Vision Airlines is discontinuing its scheduled airline flights out of Atlanta, bringing an end to the short-lived service.

The airline's scheduled service out of Atlanta, which began in late 2010, will end after this month, according to Vision director of sales Clay Meek. The airline, which has administrative offices in Suwanee, has been operating flights from Atlanta to Louisville, Ky. and Destin, Fla.

Vision had envisioned Destin as a hub, but it is also pulling all of its service from Destin.

"There are some other places we wanted to put the aircraft," Meek said. The company, which built up a business in the air charter and tour business in Nevada, operates air tours from Las Vegas into the Grand Canyon, for example. Vision will also continue a charter operation from Atlanta to Biloxi that's managed by the MGM casino. Meek said Vision will also maintain its offices in Suwanee.
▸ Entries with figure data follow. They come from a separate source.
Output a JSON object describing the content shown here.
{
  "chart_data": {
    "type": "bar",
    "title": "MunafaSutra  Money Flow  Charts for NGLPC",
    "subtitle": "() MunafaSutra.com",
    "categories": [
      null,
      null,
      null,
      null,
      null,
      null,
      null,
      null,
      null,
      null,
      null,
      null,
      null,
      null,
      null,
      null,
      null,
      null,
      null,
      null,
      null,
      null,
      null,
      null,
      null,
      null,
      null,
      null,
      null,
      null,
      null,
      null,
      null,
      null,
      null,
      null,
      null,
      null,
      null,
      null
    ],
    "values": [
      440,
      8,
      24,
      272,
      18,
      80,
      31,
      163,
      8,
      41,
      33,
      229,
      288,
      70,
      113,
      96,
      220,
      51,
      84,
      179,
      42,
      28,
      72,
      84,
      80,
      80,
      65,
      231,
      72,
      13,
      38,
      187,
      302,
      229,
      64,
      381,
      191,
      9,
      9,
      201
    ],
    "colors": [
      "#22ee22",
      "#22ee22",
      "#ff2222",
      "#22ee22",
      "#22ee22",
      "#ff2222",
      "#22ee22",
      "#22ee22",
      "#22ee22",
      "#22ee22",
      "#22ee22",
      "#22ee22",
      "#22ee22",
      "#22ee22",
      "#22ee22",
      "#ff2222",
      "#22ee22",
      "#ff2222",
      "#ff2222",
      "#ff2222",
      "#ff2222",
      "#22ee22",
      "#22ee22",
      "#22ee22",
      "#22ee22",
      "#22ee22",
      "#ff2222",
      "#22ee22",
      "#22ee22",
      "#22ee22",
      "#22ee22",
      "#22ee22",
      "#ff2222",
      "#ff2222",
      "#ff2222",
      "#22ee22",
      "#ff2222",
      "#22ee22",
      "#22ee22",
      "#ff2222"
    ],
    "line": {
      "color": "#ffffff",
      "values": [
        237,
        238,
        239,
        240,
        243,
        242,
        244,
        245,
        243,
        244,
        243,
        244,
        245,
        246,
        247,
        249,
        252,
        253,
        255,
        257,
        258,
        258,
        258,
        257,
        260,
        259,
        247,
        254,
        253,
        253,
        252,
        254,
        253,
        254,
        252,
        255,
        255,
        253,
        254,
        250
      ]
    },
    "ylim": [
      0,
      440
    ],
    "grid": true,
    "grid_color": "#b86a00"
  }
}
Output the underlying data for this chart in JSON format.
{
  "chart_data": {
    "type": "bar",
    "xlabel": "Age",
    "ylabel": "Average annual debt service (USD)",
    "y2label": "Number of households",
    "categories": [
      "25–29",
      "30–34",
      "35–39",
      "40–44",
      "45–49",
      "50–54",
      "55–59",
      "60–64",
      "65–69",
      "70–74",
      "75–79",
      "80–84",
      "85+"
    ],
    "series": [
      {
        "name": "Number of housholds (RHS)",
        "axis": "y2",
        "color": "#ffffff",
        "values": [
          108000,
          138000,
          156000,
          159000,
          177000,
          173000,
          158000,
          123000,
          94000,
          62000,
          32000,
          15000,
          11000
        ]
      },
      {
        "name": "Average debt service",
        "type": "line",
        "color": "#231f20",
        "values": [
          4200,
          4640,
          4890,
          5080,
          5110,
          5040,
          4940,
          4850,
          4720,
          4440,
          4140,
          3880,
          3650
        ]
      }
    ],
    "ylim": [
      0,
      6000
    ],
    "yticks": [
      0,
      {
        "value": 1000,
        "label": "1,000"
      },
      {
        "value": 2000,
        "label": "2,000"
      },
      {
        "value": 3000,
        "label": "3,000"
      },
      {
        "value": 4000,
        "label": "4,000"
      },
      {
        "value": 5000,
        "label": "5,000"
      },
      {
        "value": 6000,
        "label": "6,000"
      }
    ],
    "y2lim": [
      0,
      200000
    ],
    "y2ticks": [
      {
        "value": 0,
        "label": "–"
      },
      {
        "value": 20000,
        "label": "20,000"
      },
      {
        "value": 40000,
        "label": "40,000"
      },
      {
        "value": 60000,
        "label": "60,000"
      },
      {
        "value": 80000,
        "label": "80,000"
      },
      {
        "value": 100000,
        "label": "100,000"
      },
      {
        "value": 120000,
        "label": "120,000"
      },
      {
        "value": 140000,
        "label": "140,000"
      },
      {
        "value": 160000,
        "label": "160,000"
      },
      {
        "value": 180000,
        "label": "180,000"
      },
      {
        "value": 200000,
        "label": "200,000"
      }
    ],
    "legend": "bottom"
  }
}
Vision is still selling seats for flights on some other routes that don't touch Atlanta in March and April, including routes from various cities to Freeport, Grand Bahama Island, according to its online flight schedule. But is in the process of considering what its scheduled service will look like going forward, Meek said.

It's a sign of the challenges of Vision's goal, which was to expand in the Southeast and target vacationers. A Vision executive last year said the airline aimed to be "a tour packages company that happens to be an airline."

Start-up airline operations often underestimate the risk involved with operating the service, said Port Washington, N.Y.-based airline consultant Bob Mann.

In a charter business, "the only real risk is making sure you get paid by the tour operator who charters your airplane." Fuel costs are often covered as part of the contract, essentially eliminating the risk of fuel cost increases.

For scheduled service -- like that operated by Delta, AirTran, Southwest and other airlines -- "once you've published a [flight] schedule, you've signed up for all kinds of costs that you're 100 percent at risk for," including expenses for fuel, crews, ground handling, airport leases, navigation costs and reservations system fees, Mann said. The airline then has to figure out how to cover the costs, "one by one as customers book -- seat by seat, day by day, flight by flight."

And, a new airline typically underestimates the competitive response from other airlines, he said. "The minute they think their fair share is being poached, they react," Mann said. "The new entrant typically underestimates the severity of that action and then the impact of the competitive response."